Andy Reitz (blog)

 

 

RUG: SLM317: Adding Value with Automated Trouble Ticketing

The focus of this talk is on improving incident management, more for resource failures than end-user requests. Focus of this talk is on SIM. In the past, auto-generated tickets haven't been correlated, and there has been duplicate tickets submitted by users. Technology of Event Manager and Help Desk is advanced that it is worth another shot. Help Desk has more automation capabilities, Event Managers more dynamic.

Central issue is that alerts say what physical resource is broken, not what service is affected. Not possible to automatically notify users.

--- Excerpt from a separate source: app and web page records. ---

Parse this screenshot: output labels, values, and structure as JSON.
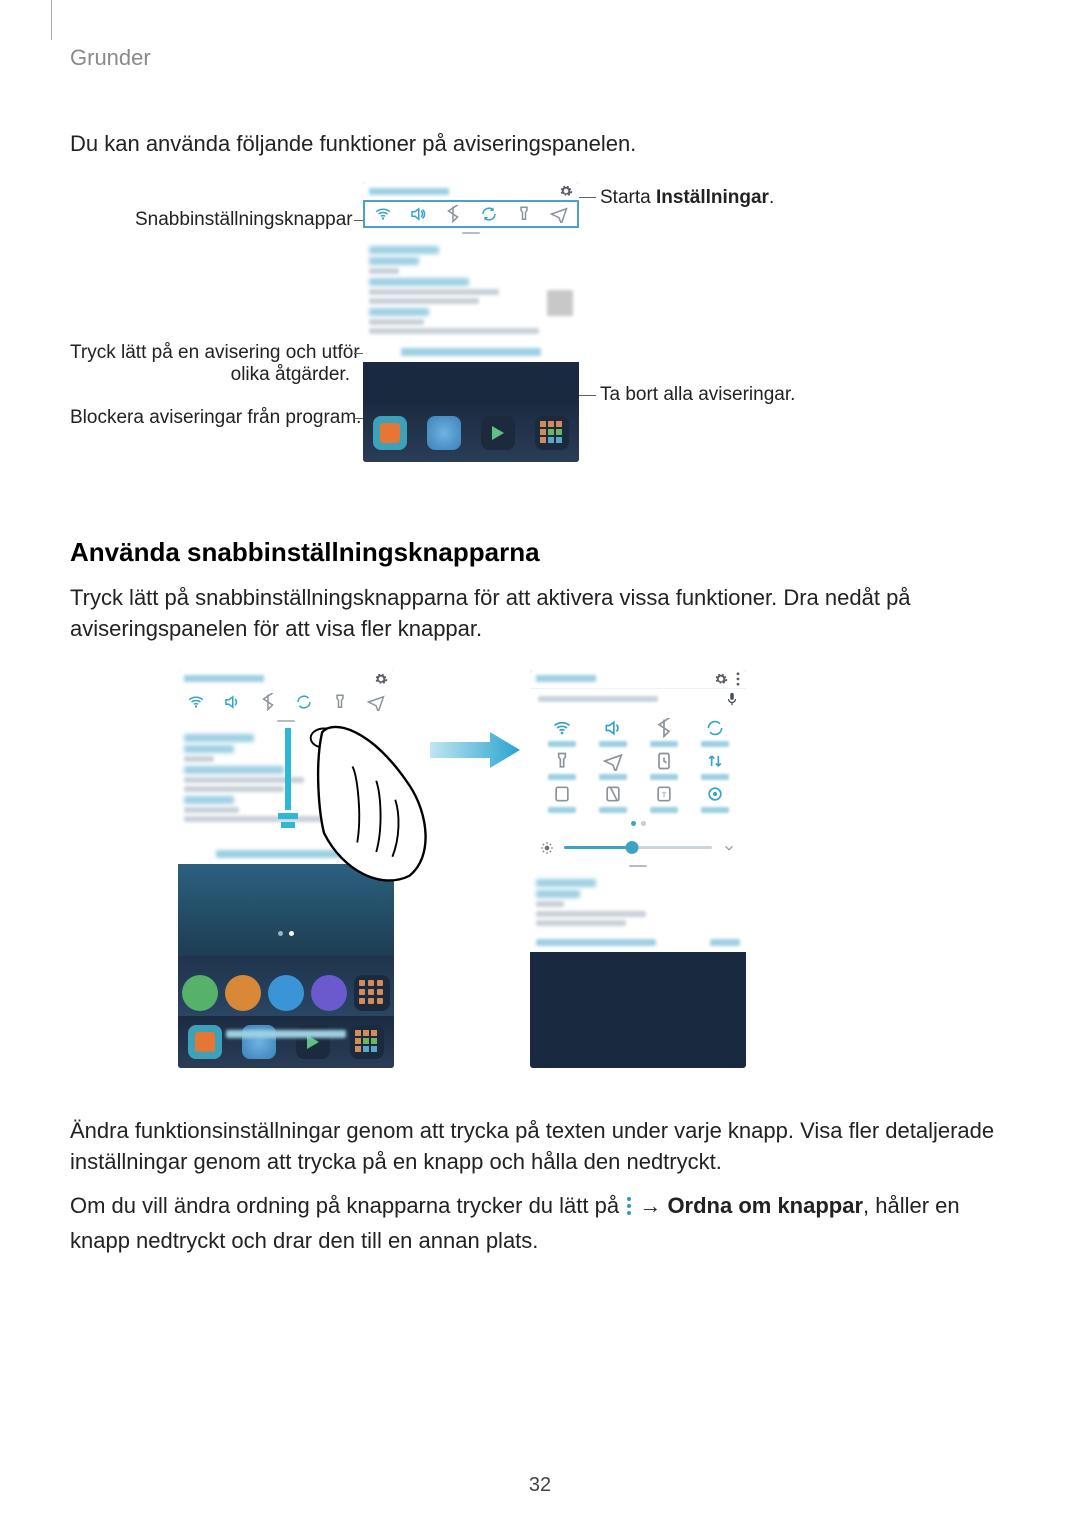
{
  "breadcrumb": "Grunder",
  "intro": "Du kan använda följande funktioner på aviseringspanelen.",
  "fig1": {
    "labels": {
      "quick_settings_buttons": "Snabbinställningsknappar",
      "tap_notif_line1": "Tryck lätt på en avisering och utför",
      "tap_notif_line2": "olika åtgärder.",
      "block_notifs": "Blockera aviseringar från program.",
      "start_settings_pre": "Starta ",
      "start_settings_bold": "Inställningar",
      "start_settings_post": ".",
      "clear_all": "Ta bort alla aviseringar."
    }
  },
  "section2": {
    "heading": "Använda snabbinställningsknapparna",
    "paragraph": "Tryck lätt på snabbinställningsknapparna för att aktivera vissa funktioner. Dra nedåt på aviseringspanelen för att visa fler knappar."
  },
  "para3": "Ändra funktionsinställningar genom att trycka på texten under varje knapp. Visa fler detaljerade inställningar genom att trycka på en knapp och hålla den nedtryckt.",
  "para4_pre": "Om du vill ändra ordning på knapparna trycker du lätt på ",
  "para4_arrow": " → ",
  "para4_bold": "Ordna om knappar",
  "para4_post": ", håller en knapp nedtryckt och drar den till en annan plats.",
  "page_number": "32"
}
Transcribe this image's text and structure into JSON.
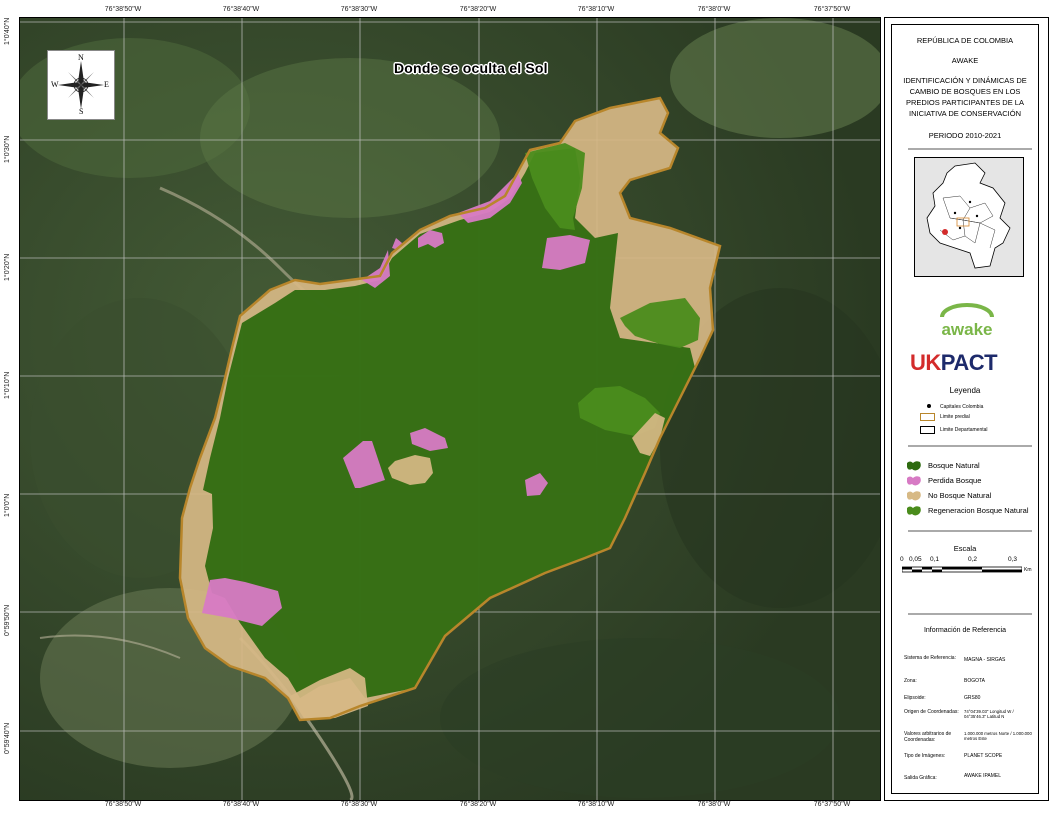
{
  "map": {
    "title": "Donde se oculta el Sol",
    "top_coords": [
      "76°38'50\"W",
      "76°38'40\"W",
      "76°38'30\"W",
      "76°38'20\"W",
      "76°38'10\"W",
      "76°38'0\"W",
      "76°37'50\"W"
    ],
    "bottom_coords": [
      "76°38'50\"W",
      "76°38'40\"W",
      "76°38'30\"W",
      "76°38'20\"W",
      "76°38'10\"W",
      "76°38'0\"W",
      "76°37'50\"W"
    ],
    "left_coords": [
      "1°0'40\"N",
      "1°0'30\"N",
      "1°0'20\"N",
      "1°0'10\"N",
      "1°0'0\"N",
      "0°59'50\"N",
      "0°59'40\"N"
    ],
    "compass": {
      "n": "N",
      "s": "S",
      "e": "E",
      "w": "W"
    },
    "colors": {
      "bosque_natural": "#2e6b10",
      "perdida_bosque": "#d77ac4",
      "no_bosque_natural": "#d7b985",
      "regeneracion": "#4a8c1c",
      "limite_predial": "#b8862b"
    }
  },
  "panel": {
    "country": "REPÚBLICA DE COLOMBIA",
    "org": "AWAKE",
    "study_title": [
      "IDENTIFICACIÓN Y DINÁMICAS DE",
      "CAMBIO DE BOSQUES EN LOS",
      "PREDIOS PARTICIPANTES DE LA",
      "INICIATIVA DE CONSERVACIÓN"
    ],
    "period": "PERIODO 2010-2021",
    "logo_awake": "awake",
    "logo_uk": "UK",
    "logo_pact": "PACT",
    "legend_title": "Leyenda",
    "legend_small": [
      "Capitales Colombia",
      "Limite predial",
      "Limite Departamental"
    ],
    "legend_items": [
      "Bosque Natural",
      "Perdida Bosque",
      "No Bosque Natural",
      "Regeneracion Bosque Natural"
    ],
    "scale_title": "Escala",
    "scale_labels": [
      "0",
      "0,05",
      "0,1",
      "0,2",
      "0,3"
    ],
    "scale_unit": "Km",
    "ref_title": "Información de Referencia",
    "ref_rows": [
      {
        "label": "Sistema de Referencia:",
        "value": "MAGNA - SIRGAS"
      },
      {
        "label": "Zona:",
        "value": "BOGOTA"
      },
      {
        "label": "Elipsoide:",
        "value": "GRS80"
      },
      {
        "label": "Origen de Coordenadas:",
        "value": "74°04'39.03\" Longitud W / 04°35'46.3\" Latitud N"
      },
      {
        "label": "Valores arbitrarios de Coordenadas:",
        "value": "1.000.000 metros Norte / 1.000.000 metros Este"
      },
      {
        "label": "Tipo de Imágenes:",
        "value": "PLANET SCOPE"
      },
      {
        "label": "Salida Gráfica:",
        "value": "AWAKE IPAMEL"
      }
    ]
  }
}
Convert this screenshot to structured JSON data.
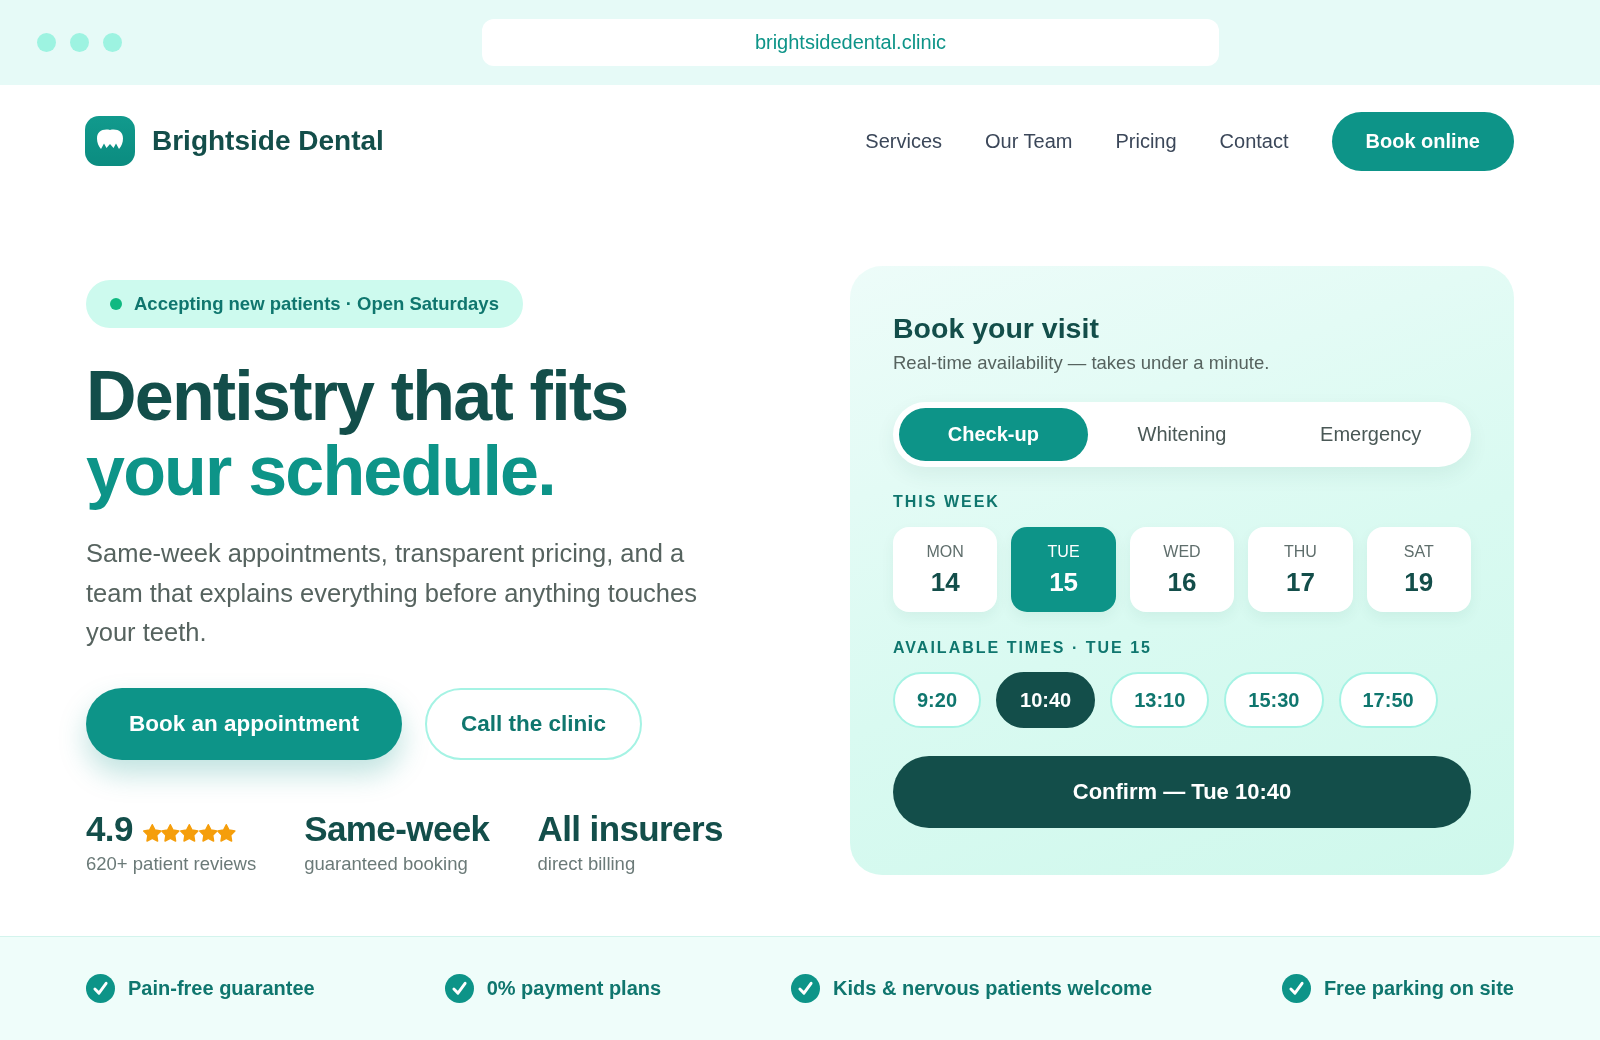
{
  "browser": {
    "url": "brightsidedental.clinic"
  },
  "header": {
    "brand": "Brightside Dental",
    "nav": [
      "Services",
      "Our Team",
      "Pricing",
      "Contact"
    ],
    "cta": "Book online"
  },
  "hero": {
    "badge": "Accepting new patients · Open Saturdays",
    "headline": {
      "text": "Dentistry that fits",
      "highlight": "your schedule."
    },
    "description": "Same-week appointments, transparent pricing, and a team that explains everything before anything touches your teeth.",
    "buttons": [
      {
        "label": "Book an appointment",
        "kind": "primary"
      },
      {
        "label": "Call the clinic",
        "kind": "secondary"
      }
    ],
    "stats": [
      {
        "value": "4.9",
        "stars": 5,
        "caption": "620+ patient reviews"
      },
      {
        "value": "Same-week",
        "caption": "guaranteed booking"
      },
      {
        "value": "All insurers",
        "caption": "direct billing"
      }
    ]
  },
  "booking": {
    "title": "Book your visit",
    "subtitle": "Real-time availability — takes under a minute.",
    "services": [
      {
        "label": "Check-up",
        "selected": true
      },
      {
        "label": "Whitening",
        "selected": false
      },
      {
        "label": "Emergency",
        "selected": false
      }
    ],
    "week_label": "THIS WEEK",
    "days": [
      {
        "weekday": "MON",
        "date": "14",
        "selected": false
      },
      {
        "weekday": "TUE",
        "date": "15",
        "selected": true
      },
      {
        "weekday": "WED",
        "date": "16",
        "selected": false
      },
      {
        "weekday": "THU",
        "date": "17",
        "selected": false
      },
      {
        "weekday": "SAT",
        "date": "19",
        "selected": false
      }
    ],
    "times_label": "AVAILABLE TIMES · TUE 15",
    "times": [
      {
        "label": "9:20",
        "selected": false
      },
      {
        "label": "10:40",
        "selected": true
      },
      {
        "label": "13:10",
        "selected": false
      },
      {
        "label": "15:30",
        "selected": false
      },
      {
        "label": "17:50",
        "selected": false
      }
    ],
    "confirm": "Confirm — Tue 10:40"
  },
  "features": [
    "Pain-free guarantee",
    "0% payment plans",
    "Kids & nervous patients welcome",
    "Free parking on site"
  ]
}
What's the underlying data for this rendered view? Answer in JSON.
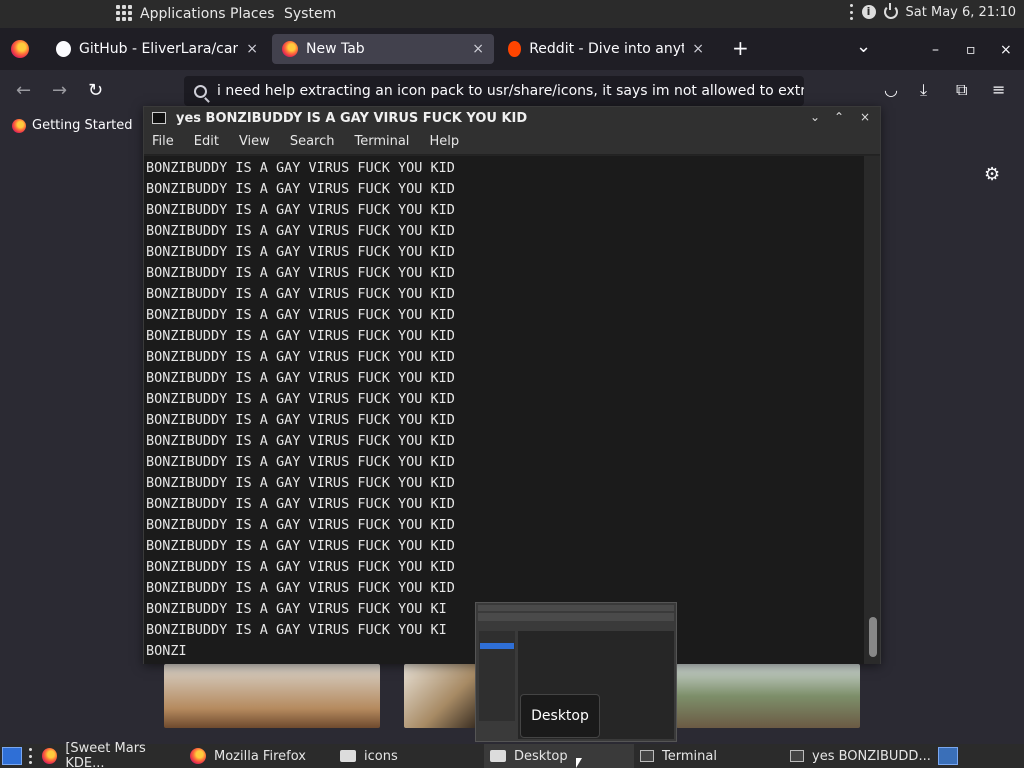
{
  "top_panel": {
    "menus": [
      "Applications",
      "Places",
      "System"
    ],
    "clock": "Sat May  6, 21:10",
    "icons": [
      "apps-grid-icon",
      "kebab-icon",
      "info-icon",
      "power-icon"
    ]
  },
  "browser": {
    "tabs": [
      {
        "title": "GitHub - EliverLara/candy-i",
        "icon": "github-icon",
        "close": "×"
      },
      {
        "title": "New Tab",
        "icon": "firefox-icon",
        "close": "×"
      },
      {
        "title": "Reddit - Dive into anything",
        "icon": "reddit-icon",
        "close": "×"
      }
    ],
    "new_tab": "+",
    "tab_list": "⌄",
    "window_controls": [
      "–",
      "▫",
      "×"
    ],
    "url": "i need help extracting an icon pack to usr/share/icons, it says im not allowed to extract to",
    "bookmark": "Getting Started"
  },
  "terminal": {
    "title": "yes BONZIBUDDY IS A GAY VIRUS FUCK YOU KID",
    "menus": [
      "File",
      "Edit",
      "View",
      "Search",
      "Terminal",
      "Help"
    ],
    "controls": [
      "⌄",
      "⌃",
      "×"
    ],
    "lines": [
      "BONZIBUDDY IS A GAY VIRUS FUCK YOU KID",
      "BONZIBUDDY IS A GAY VIRUS FUCK YOU KID",
      "BONZIBUDDY IS A GAY VIRUS FUCK YOU KID",
      "BONZIBUDDY IS A GAY VIRUS FUCK YOU KID",
      "BONZIBUDDY IS A GAY VIRUS FUCK YOU KID",
      "BONZIBUDDY IS A GAY VIRUS FUCK YOU KID",
      "BONZIBUDDY IS A GAY VIRUS FUCK YOU KID",
      "BONZIBUDDY IS A GAY VIRUS FUCK YOU KID",
      "BONZIBUDDY IS A GAY VIRUS FUCK YOU KID",
      "BONZIBUDDY IS A GAY VIRUS FUCK YOU KID",
      "BONZIBUDDY IS A GAY VIRUS FUCK YOU KID",
      "BONZIBUDDY IS A GAY VIRUS FUCK YOU KID",
      "BONZIBUDDY IS A GAY VIRUS FUCK YOU KID",
      "BONZIBUDDY IS A GAY VIRUS FUCK YOU KID",
      "BONZIBUDDY IS A GAY VIRUS FUCK YOU KID",
      "BONZIBUDDY IS A GAY VIRUS FUCK YOU KID",
      "BONZIBUDDY IS A GAY VIRUS FUCK YOU KID",
      "BONZIBUDDY IS A GAY VIRUS FUCK YOU KID",
      "BONZIBUDDY IS A GAY VIRUS FUCK YOU KID",
      "BONZIBUDDY IS A GAY VIRUS FUCK YOU KID",
      "BONZIBUDDY IS A GAY VIRUS FUCK YOU KID",
      "BONZIBUDDY IS A GAY VIRUS FUCK YOU KI",
      "BONZIBUDDY IS A GAY VIRUS FUCK YOU KI",
      "BONZI"
    ]
  },
  "preview_tooltip": "Desktop",
  "taskbar": {
    "tasks": [
      {
        "label": "[Sweet Mars KDE...",
        "icon": "firefox-icon"
      },
      {
        "label": "Mozilla Firefox",
        "icon": "firefox-icon"
      },
      {
        "label": "icons",
        "icon": "folder-icon"
      },
      {
        "label": "Desktop",
        "icon": "folder-icon"
      },
      {
        "label": "Terminal",
        "icon": "terminal-icon"
      },
      {
        "label": "yes BONZIBUDD...",
        "icon": "terminal-icon"
      }
    ]
  },
  "colors": {
    "accent": "#2f6fd6",
    "reddit": "#ff4500"
  }
}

Solution: In the CS tradition, insert another layer in between EM and Help Desk. This is SIM (Service Impact Manager). Event Management can reduce event flow (filtering, duplicate detection, enrichment, etc.). Correlation not required by SIM model. Needs work to define service model -- can use discovery to determine infrastructure & some config/topology, but need to define actual user-preceived services by hand. Can do master/child tickets automatically. List of services affected in ticket can be dynamic (as additional services go down or get fixed).

IDEA: event suppression? Change tickets that you cut in HD could have CI information in them, and that could then flow into EM, to automatically suppress alerts during change.

My summary: The idea of a SIM seems like a reasonable one. I didn't get a lot of details about BMC's product, so I can't say if that is something that I would want to see in our environment or not. But I think that there is a lot of potential in the EM/SIM/HD combo for doing automation (which is my bread and butter at EDS).